But one contribution to a cartoon-show-related compilation does not a six-year span fill in; and, so, the obligatory news-reports have since come through that the downtime found Komeda going through the major-label-deal-signing (and the subsequent procrastinative paper-shuffling that comes with), the original-member-leaving lineup-change, and the home-studio-building that often has bands sitting on the sidelines. The downtime has hardly dented Komeda's artistic thrust; even if the standout song herein is, indeed, a new version of their commander-and-the-leader anthem — cast here as "Blossom (Got to Get It Out)," in which the natty number is redressed in more grown-up threads — the hippy-dippy guitar and gurgling analog organ have almost a boogie-rock feel of droning, flanged-out fantasia. This kinda runs counter to the overall artistic change that's set in on the album.
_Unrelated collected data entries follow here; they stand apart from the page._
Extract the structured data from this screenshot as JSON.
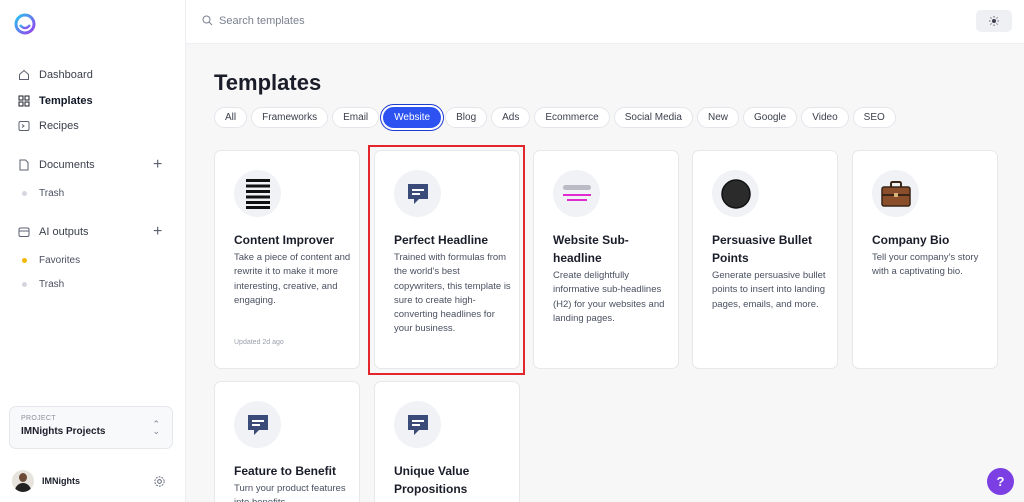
{
  "sidebar": {
    "nav": [
      {
        "label": "Dashboard",
        "icon": "home-icon"
      },
      {
        "label": "Templates",
        "icon": "grid-icon"
      },
      {
        "label": "Recipes",
        "icon": "recipe-icon"
      }
    ],
    "documents": {
      "label": "Documents",
      "icon": "document-icon",
      "children": [
        {
          "label": "Trash"
        }
      ]
    },
    "ai_outputs": {
      "label": "AI outputs",
      "icon": "folder-icon",
      "children": [
        {
          "label": "Favorites"
        },
        {
          "label": "Trash"
        }
      ]
    },
    "project": {
      "caption": "PROJECT",
      "name": "IMNights Projects"
    },
    "user": {
      "name": "IMNights"
    }
  },
  "search": {
    "placeholder": "Search templates"
  },
  "main": {
    "title": "Templates",
    "tabs": [
      "All",
      "Frameworks",
      "Email",
      "Website",
      "Blog",
      "Ads",
      "Ecommerce",
      "Social Media",
      "New",
      "Google",
      "Video",
      "SEO"
    ],
    "active_tab": "Website",
    "cards": [
      {
        "title": "Content Improver",
        "description": "Take a piece of content and rewrite it to make it more interesting, creative, and engaging.",
        "updated": "Updated 2d ago",
        "icon": "bars-icon"
      },
      {
        "title": "Perfect Headline",
        "description": "Trained with formulas from the world's best copywriters, this template is sure to create high-converting headlines for your business.",
        "icon": "chat-bubble-icon"
      },
      {
        "title": "Website Sub-headline",
        "description": "Create delightfully informative sub-headlines (H2) for your websites and landing pages.",
        "icon": "subheadline-icon"
      },
      {
        "title": "Persuasive Bullet Points",
        "description": "Generate persuasive bullet points to insert into landing pages, emails, and more.",
        "icon": "bullet-icon"
      },
      {
        "title": "Company Bio",
        "description": "Tell your company's story with a captivating bio.",
        "icon": "briefcase-icon"
      },
      {
        "title": "Feature to Benefit",
        "description": "Turn your product features into benefits",
        "icon": "chat-bubble-icon"
      },
      {
        "title": "Unique Value Propositions",
        "description": "",
        "icon": "chat-bubble-icon"
      }
    ]
  },
  "help": {
    "label": "?"
  },
  "colors": {
    "accent": "#2c52f2",
    "highlight": "#e3262b",
    "help": "#7b3fe4"
  }
}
With the combo now reduced to the core trio of Lena Karlsson and brothers Jonas and Markus Holmberg, Kokomemedada is the work of a studio concern, ditching the real drums and muting the guitar strums, working almost entirely with synth sound, and often getting lost in more introspective moments.

Where their early trio of albums displayed a rhythmic restlessness and often cultivated a sort of "jazzy" feeling in their misshapen pop belters, here every song has come from a continuous process of refinement, not some geeked-up jam. And, after you get used to this new Komeda, listening to their magnum opus You Make Us Go (their last longplayer, now six years old) leaves you breathless. Here, the pace is often more sedate, and Komeda, seemingly, no longer feel the need to stuff their set with nothing but instantly-memorable melodies.

It's on the beautiful, graceful "Fade In Fade Out" that this new tendency in sound shines brightest. Evoking some sort of Klute-esque zero-gravity reverie in which Karlsson sings behind the glass of an orbiting space station, the song pirouettes in slow arcs through all sorts of eked-out and deftly-treated keytone, with Karlsson's vocals — swapped phrases of "fade in/fade out" and "and the Earth is getting warmer" — set in constantly-overlapping rounds that turn the song forward. It's a beautiful, beautifully restless ballad in which everything spins in gentle circumvolutions, turned circles set in graceful slow-motion motion. But, yet, the complexities of its arrangement aren't really audible on casual listening, something that's symbolic of the whole album.